Star Wars (1977)
Reviewed on 2006 September 26
When I was a kid I remember going to see Star Wars with my family and hanging onto the edge of my chair. I loved everything about the movie — the effects, the story, good winning (for a while) over evil. It had heroes, villians, a Wookiee, and droids. What else does a small girl need? Oh yeah, and a role-model: a tough senator/princess with brains and big hair.
A lot of things lose their luster as adults, and I expected this to be the case when I popped in the DVD to watch the theatrical version one afternoon, when I was sick as a dog and not really capable of much else besides riding a remote. Crabby as I was, this thing was as entertaining as when I was child. On some levels even more so. Any kid could relate to Mark Hamill as Luke Skywalker, looking into the distance and wanting to leave his mundane life behind. Now as thirty, forty and fiftysomethings shackled to desk jobs and mortgages, most of us gaze out the window at work and feel the same way. (I suppose that would make the Sand People middle management.)
The beginning was almost as wonderful on my TV as it was in the theater too — the portentous scroll of words followed by the endless star destroyer gunning for the rebel cruiser. No subtlety here but who wants that in their outer-space westerns any way? Darth Vader and The Empire want to snuff out the rebels, and that’s that. Alderaan senator Leia Organa (Carrie Fisher) and other rebels band together to fight against the seemingly invulnerable empire. She manages to program a plea for help into a droid, or robot, and get it into a lifepod and off the ship before she’s apprehended. The droid, a little fireplug-shaped unit named R2-D2, and his fussy partner C-3P0 wind up on a desolate sandpit of a planet named Tattooine.
The droids are bought as farm help by Luke, who’s sick of farming and the aforementioned Sand People.

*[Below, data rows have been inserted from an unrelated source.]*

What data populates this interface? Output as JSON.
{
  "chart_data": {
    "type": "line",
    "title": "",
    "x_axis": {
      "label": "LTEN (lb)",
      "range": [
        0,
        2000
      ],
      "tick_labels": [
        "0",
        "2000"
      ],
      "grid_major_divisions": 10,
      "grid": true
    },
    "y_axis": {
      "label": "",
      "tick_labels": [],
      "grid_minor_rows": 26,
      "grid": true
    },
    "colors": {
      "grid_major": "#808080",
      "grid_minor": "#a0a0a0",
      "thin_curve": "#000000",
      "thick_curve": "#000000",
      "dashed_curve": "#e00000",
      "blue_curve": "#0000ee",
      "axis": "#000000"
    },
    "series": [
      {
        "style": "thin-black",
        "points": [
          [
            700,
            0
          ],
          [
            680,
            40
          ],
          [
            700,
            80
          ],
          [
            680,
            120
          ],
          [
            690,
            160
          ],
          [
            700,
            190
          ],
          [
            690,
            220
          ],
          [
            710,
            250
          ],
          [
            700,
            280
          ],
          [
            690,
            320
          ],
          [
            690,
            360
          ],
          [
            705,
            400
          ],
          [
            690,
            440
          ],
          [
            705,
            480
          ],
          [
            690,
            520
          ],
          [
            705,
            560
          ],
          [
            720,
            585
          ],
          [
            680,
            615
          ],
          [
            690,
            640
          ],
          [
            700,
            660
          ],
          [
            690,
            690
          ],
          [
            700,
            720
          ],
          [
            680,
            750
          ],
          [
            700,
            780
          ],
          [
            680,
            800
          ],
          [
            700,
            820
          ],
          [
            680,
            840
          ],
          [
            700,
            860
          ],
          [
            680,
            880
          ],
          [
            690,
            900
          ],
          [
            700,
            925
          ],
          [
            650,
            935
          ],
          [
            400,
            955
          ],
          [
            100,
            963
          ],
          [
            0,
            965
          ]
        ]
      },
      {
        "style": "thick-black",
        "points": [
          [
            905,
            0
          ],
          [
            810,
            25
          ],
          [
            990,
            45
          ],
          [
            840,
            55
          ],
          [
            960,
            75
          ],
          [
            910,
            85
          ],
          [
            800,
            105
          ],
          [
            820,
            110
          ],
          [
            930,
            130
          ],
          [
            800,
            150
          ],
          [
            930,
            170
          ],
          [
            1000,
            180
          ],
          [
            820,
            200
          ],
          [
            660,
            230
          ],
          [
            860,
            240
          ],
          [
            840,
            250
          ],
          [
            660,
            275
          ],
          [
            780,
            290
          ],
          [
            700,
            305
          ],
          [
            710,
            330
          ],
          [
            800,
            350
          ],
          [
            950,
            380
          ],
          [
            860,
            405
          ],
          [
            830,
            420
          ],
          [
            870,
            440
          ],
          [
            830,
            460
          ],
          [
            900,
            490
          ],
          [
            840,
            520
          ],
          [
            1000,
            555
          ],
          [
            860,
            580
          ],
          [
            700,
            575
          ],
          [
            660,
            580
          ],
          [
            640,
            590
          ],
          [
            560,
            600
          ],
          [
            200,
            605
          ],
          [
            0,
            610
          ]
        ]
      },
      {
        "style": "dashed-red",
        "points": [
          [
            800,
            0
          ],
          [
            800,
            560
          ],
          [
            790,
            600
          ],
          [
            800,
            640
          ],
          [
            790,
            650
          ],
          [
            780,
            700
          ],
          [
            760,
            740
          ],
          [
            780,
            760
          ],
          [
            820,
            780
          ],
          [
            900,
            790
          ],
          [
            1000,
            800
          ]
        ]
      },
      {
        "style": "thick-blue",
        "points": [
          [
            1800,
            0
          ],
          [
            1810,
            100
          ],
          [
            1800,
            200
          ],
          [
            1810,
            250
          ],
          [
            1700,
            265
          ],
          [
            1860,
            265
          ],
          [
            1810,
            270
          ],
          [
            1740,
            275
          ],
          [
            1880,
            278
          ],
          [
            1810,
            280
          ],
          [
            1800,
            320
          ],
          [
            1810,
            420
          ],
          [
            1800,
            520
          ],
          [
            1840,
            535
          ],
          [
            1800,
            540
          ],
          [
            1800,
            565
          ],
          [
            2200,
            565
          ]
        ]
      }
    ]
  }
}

While preparing the R2 unit for another dull day of harvesting space cabbage or whatever grows there, he triggers the message from Leia, and sees a need to help as much as an excuse to bail. He follows her plea and finds Obi-Wan Kenobi (the wonderful Alec Guinness). When he realizes there’s nothing left for him on Tattooine, they hire a mercenary pilot, greedy but clever Han Solo. Harrison Ford was the perfect mix of hero and bad boy for this role, and a great counterpart to Hamill’s wide-eyed character. Han has a fast ship and a Wookie that would cheerfully pull the arms off an Empire trooper, so the crew sets out to rescue the princess. The whole ride and rescue is punctuated with still-cool special effects, culminating in one of the best battles ever filmed.
It’s also what I call a great “everybody movie”. I have some DVDs in my collection — Titus, Elizabeth, Midnight Cowboy — that are brilliant but I can’t exactly pop in the player when my small nieces and nephews are over. I can play this without my nephews rolling their eyes at me or their parents freaking out.
Star Wars gets four morsels, no question.